What is the British Medical Journal smoking?
In a new editorial, “Patients are urged to boycott trials that do not guarantee publication," the BMJ (along with other organizations) calls on patients to boycott clinical trials that promise, “to publish the results in full.
Tracey Brown, director of Sense About Science, an ally in this effort, is quoted in this effort saying, “Everybody agrees that clinical trials should be registered and that we should at the very least have clinical reports on what was found.”
Really? “Everybody” agrees? While there is general agreement – and strict government regulations -- on the registering of trials, the idea of publication of every trial fielded is, well kind of loony.
Should pharmaceutical companies guarantee that regulatory bodies such as the FDA and the MHRA see all important data before new products (or additional indications) are approved? Of course. And, incidentally, that’s the way it works. Any company that withholds important clinical information pays a severe price – and not just financially.

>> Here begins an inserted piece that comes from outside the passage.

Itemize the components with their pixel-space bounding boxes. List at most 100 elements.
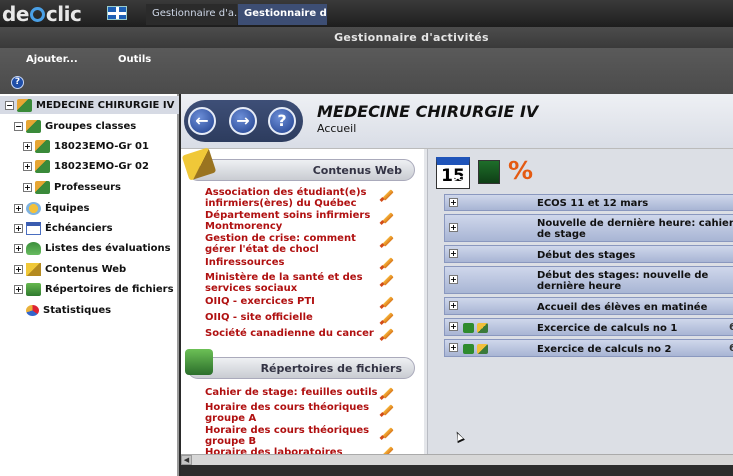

According to Iain Chalmers, of the James Lind Alliance, Paul Glasziou, professor of evidence based medicine at Bond University, Queensland, and Fiona Godlee, editor in chief of the BMJ, the withholding of trial results is important to people in trials because, “participants in clinical trials assume that they are contributing to the advancement of medical knowledge; non-publication of study results negates this reasonable assumption and betrays those who have volunteered.”
Balderdash. Note to Mr. Chalmers, Mr. Galsziou, and Ms. Godlee – patients in clinical trials do indeed provide a brave and noble service to the advancement of science whether or not any given trial results are published.
And what does this myopic triad have to say about clinical trials as intellectual property? Not surprisingly, they are silent.
Third party funders of trials certainly have the right, as part of their grant terms, demand publication. But privately funded trials also have the right to maintain the confidentiality of their findings – until they chose to submit them for regulatory review.
By furthering the anti-IP agenda of the Usual Suspects, the BMJ does a disservice to those they are trying to protect -- patients. Full publication of every trial fielded will not result in safer, better designed trials -- only in fewer trials. Cui bono BMJ?